The thinktank said that a series of banking scandals in multiple EU countries, including Cyprus, Denmark, Estonia, Latvia, Malta, the Netherlands and the UK, underline the shortcomings of the European Union’s AML regime.
It noted that many of these cases have involved staggering sums, with billions of dollars laundered through accounts at one bank.
The report, entitled A better European Union architecture to fight money laundering and written by Joshua Kirschenbaum and Nicolas Véron, said that the EU legal framework combines a strong, enforceable single market that contrasts with national anti-money laundering supervision of banks and other financial and non-financial firms.
The new authority should have high standards of governance and independence, publish all its decisions and be empowered to impose sufficiently large fines to deter malpractice
It said this means that the mechanisms to ensure EU-wide supervisory consistency are insufficient.
Integrity undermined
It added: “This combination fosters a vicious circle of erosion of supervisory effectiveness in those member states where money launderers tend to concentrate their activity, which undermines the integrity of the entire European system.”
The report recommended a fresh unitary architecture centred on a new European AML authority, which would work on the basis of deep relationships with national authorities such as financial intelligence units and law enforcement agencies.
It said that the new authority should have high standards of governance and independence, publish all its decisions and be empowered to impose sufficiently large fines to deter malpractice. It also believed that this would act as a catalyst for further EU harmonisation of the anti-money laundering legal regime.
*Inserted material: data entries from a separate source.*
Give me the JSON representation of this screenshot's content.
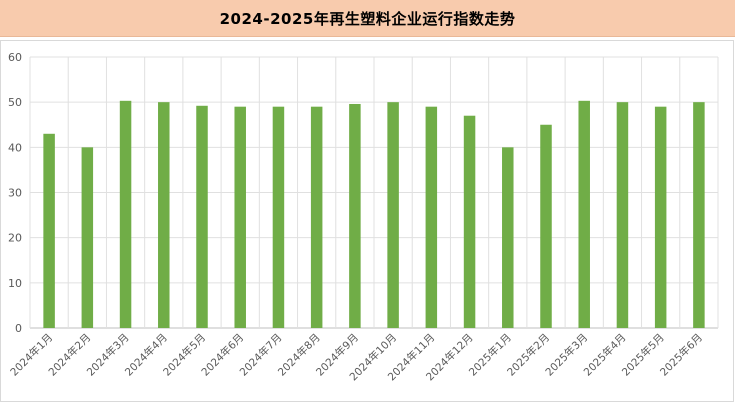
{
  "header": {
    "title": "2024-2025年再生塑料企业运行指数走势"
  },
  "chart_data": {
    "type": "bar",
    "title": "2024-2025年再生塑料企业运行指数走势",
    "categories": [
      "2024年1月",
      "2024年2月",
      "2024年3月",
      "2024年4月",
      "2024年5月",
      "2024年6月",
      "2024年7月",
      "2024年8月",
      "2024年9月",
      "2024年10月",
      "2024年11月",
      "2024年12月",
      "2025年1月",
      "2025年2月",
      "2025年3月",
      "2025年4月",
      "2025年5月",
      "2025年6月"
    ],
    "values": [
      43,
      40,
      50.3,
      50,
      49.2,
      49,
      49,
      49,
      49.6,
      50,
      49,
      47,
      40,
      45,
      50.3,
      50,
      49,
      50
    ],
    "ylim": [
      0,
      60
    ],
    "yticks": [
      "0",
      "10",
      "20",
      "30",
      "40",
      "50",
      "60"
    ],
    "xlabel": "",
    "ylabel": "",
    "grid": true,
    "legend": "none",
    "bar_color": "#70ad47",
    "grid_color": "#e0e0e0"
  }
}
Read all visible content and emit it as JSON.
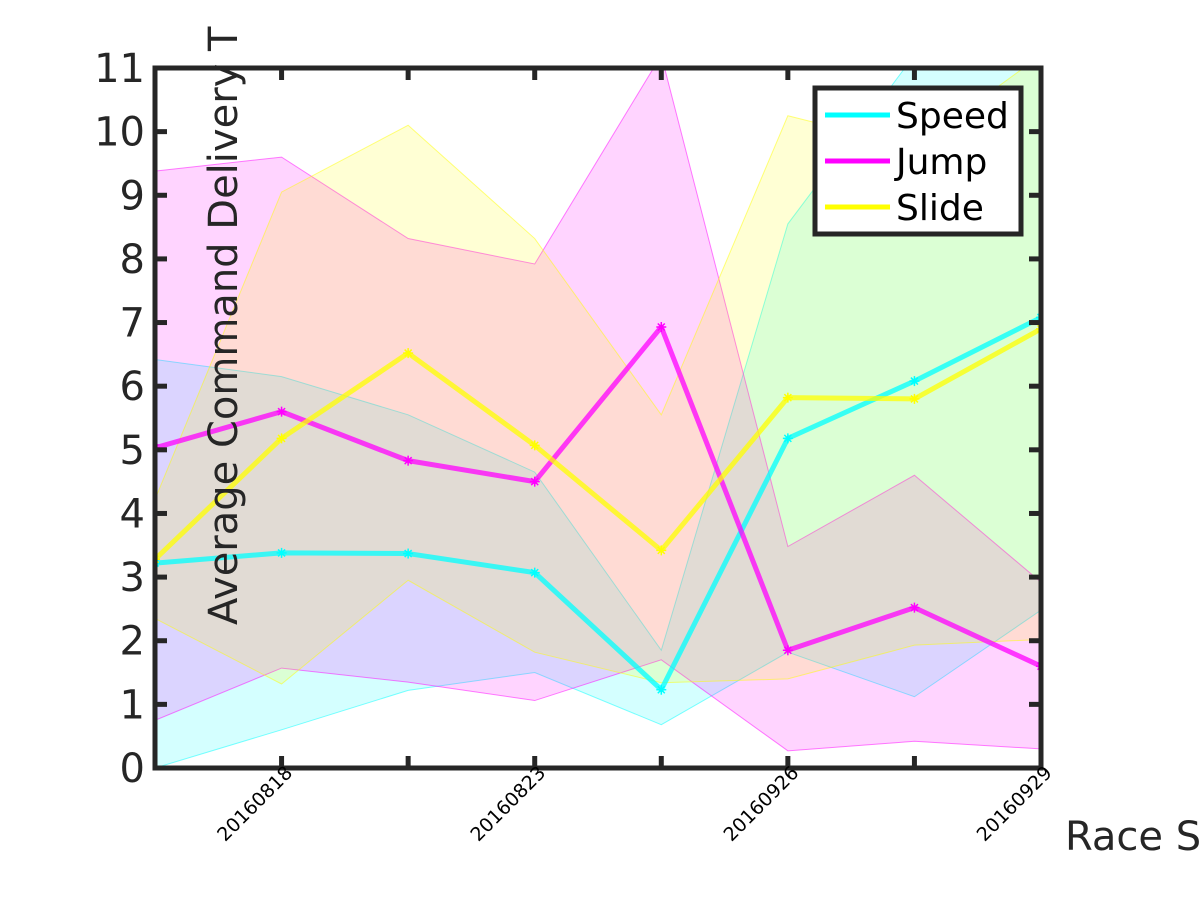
{
  "chart_data": {
    "type": "line",
    "xlabel": "Race S",
    "ylabel": "Average Command Delivery T",
    "ylim": [
      0,
      11
    ],
    "yticks": [
      0,
      1,
      2,
      3,
      4,
      5,
      6,
      7,
      8,
      9,
      10,
      11
    ],
    "x_positions": [
      1,
      2,
      3,
      4,
      5,
      6,
      7,
      8
    ],
    "x_tick_labels": [
      {
        "pos": 2,
        "label": "20160818"
      },
      {
        "pos": 4,
        "label": "20160823"
      },
      {
        "pos": 6,
        "label": "20160926"
      },
      {
        "pos": 8,
        "label": "20160929"
      }
    ],
    "grid": false,
    "legend_position": "top-right",
    "series": [
      {
        "name": "Speed",
        "color": "#00ffff",
        "values": [
          3.22,
          3.38,
          3.37,
          3.07,
          1.23,
          5.18,
          6.08,
          7.08
        ],
        "upper": [
          6.42,
          6.15,
          5.55,
          4.65,
          1.85,
          8.55,
          11.2,
          11.2
        ],
        "lower": [
          0.0,
          0.6,
          1.22,
          1.5,
          0.68,
          1.82,
          1.12,
          2.48
        ]
      },
      {
        "name": "Jump",
        "color": "#ff00ff",
        "values": [
          5.03,
          5.6,
          4.83,
          4.5,
          6.93,
          1.85,
          2.52,
          1.6
        ],
        "upper": [
          9.38,
          9.6,
          8.32,
          7.92,
          11.2,
          3.48,
          4.6,
          2.92
        ],
        "lower": [
          0.75,
          1.57,
          1.35,
          1.06,
          1.7,
          0.27,
          0.42,
          0.3
        ]
      },
      {
        "name": "Slide",
        "color": "#ffff00",
        "values": [
          3.28,
          5.18,
          6.52,
          5.07,
          3.42,
          5.82,
          5.8,
          6.9
        ],
        "upper": [
          4.22,
          9.05,
          10.1,
          8.32,
          5.55,
          10.25,
          9.75,
          11.2
        ],
        "lower": [
          2.35,
          1.32,
          2.95,
          1.82,
          1.34,
          1.4,
          1.93,
          2.02
        ]
      }
    ]
  }
}
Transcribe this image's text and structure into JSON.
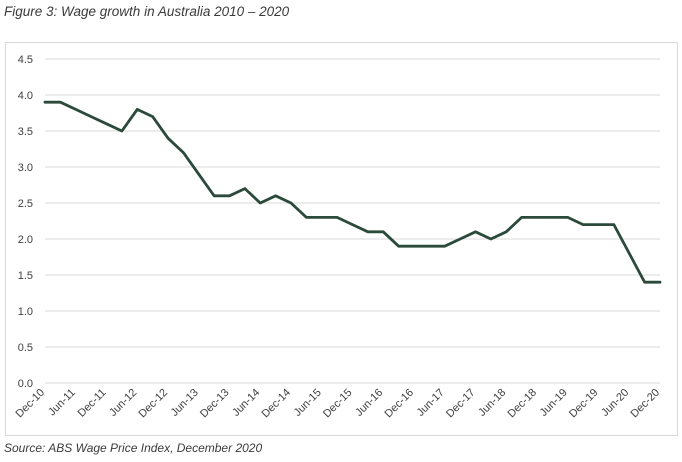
{
  "figure_title": "Figure 3: Wage growth in Australia 2010 – 2020",
  "source_note": "Source: ABS Wage Price Index, December 2020",
  "chart_data": {
    "type": "line",
    "title": "",
    "xlabel": "",
    "ylabel": "",
    "ylim": [
      0,
      4.5
    ],
    "yticks": [
      "0.0",
      "0.5",
      "1.0",
      "1.5",
      "2.0",
      "2.5",
      "3.0",
      "3.5",
      "4.0",
      "4.5"
    ],
    "grid": "horizontal",
    "legend": "none",
    "line_color": "#2b4a3c",
    "grid_color": "#d9d9d9",
    "x_tick_labels": [
      "Dec-10",
      "Jun-11",
      "Dec-11",
      "Jun-12",
      "Dec-12",
      "Jun-13",
      "Dec-13",
      "Jun-14",
      "Dec-14",
      "Jun-15",
      "Dec-15",
      "Jun-16",
      "Dec-16",
      "Jun-17",
      "Dec-17",
      "Jun-18",
      "Dec-18",
      "Jun-19",
      "Dec-19",
      "Jun-20",
      "Dec-20"
    ],
    "x": [
      "Dec-10",
      "Mar-11",
      "Jun-11",
      "Sep-11",
      "Dec-11",
      "Mar-12",
      "Jun-12",
      "Sep-12",
      "Dec-12",
      "Mar-13",
      "Jun-13",
      "Sep-13",
      "Dec-13",
      "Mar-14",
      "Jun-14",
      "Sep-14",
      "Dec-14",
      "Mar-15",
      "Jun-15",
      "Sep-15",
      "Dec-15",
      "Mar-16",
      "Jun-16",
      "Sep-16",
      "Dec-16",
      "Mar-17",
      "Jun-17",
      "Sep-17",
      "Dec-17",
      "Mar-18",
      "Jun-18",
      "Sep-18",
      "Dec-18",
      "Mar-19",
      "Jun-19",
      "Sep-19",
      "Dec-19",
      "Mar-20",
      "Jun-20",
      "Sep-20",
      "Dec-20"
    ],
    "series": [
      {
        "values": [
          3.9,
          3.9,
          3.8,
          3.7,
          3.6,
          3.5,
          3.8,
          3.7,
          3.4,
          3.2,
          2.9,
          2.6,
          2.6,
          2.7,
          2.5,
          2.6,
          2.5,
          2.3,
          2.3,
          2.3,
          2.2,
          2.1,
          2.1,
          1.9,
          1.9,
          1.9,
          1.9,
          2.0,
          2.1,
          2.0,
          2.1,
          2.3,
          2.3,
          2.3,
          2.3,
          2.2,
          2.2,
          2.2,
          1.8,
          1.4,
          1.4
        ]
      }
    ]
  }
}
The report noted the increasing awareness in Europe of the link between illicit finance and security threats, not least the risk of interference by Russia and other third countries in EU domestic matters, and of the imperative need for Europeans to have the capacity to address such threats credibly and autonomously if required.
It also noted that the European Central Bank is increasingly dissatisfied with the status quo with ECB Supervisory Board chair Danièle Nouy, saying earlier this year that it was embarrassing that the EU was depending on the US to do its anti-money laundering job for it.
Inconsistent fines
Additionally, it argued that the current fining regime across Europe was incredibly mixed.
“Anti-money laundering fines have so far either been entirely anonymised or not published at all in Denmark, Germany and Spain. In France, Sweden and the UK, by contrast, fines are published and their subjects identified in most or all cases.
“Even in the latter circumstance, the publication format has often made it difficult or impossible to understand the exact nature of the violations, and thus to assess their seriousness, and, as a consequence, the punitive or deterrent impact of a given fine.”
The report suggested that the EU faces a choice of adopting either a supervisor of supervisors’ approach or an agency that would have direct AML supervisory responsibility for firms across Europe, though still working with national agencies and other European-level bodies.
It said that such a body should be set up before any new AML legislation. It suggested that with a year for legislative debate and two years to build the institution and hire the relevant expertise, a new European AML Authority could begin assuming powers in 2022.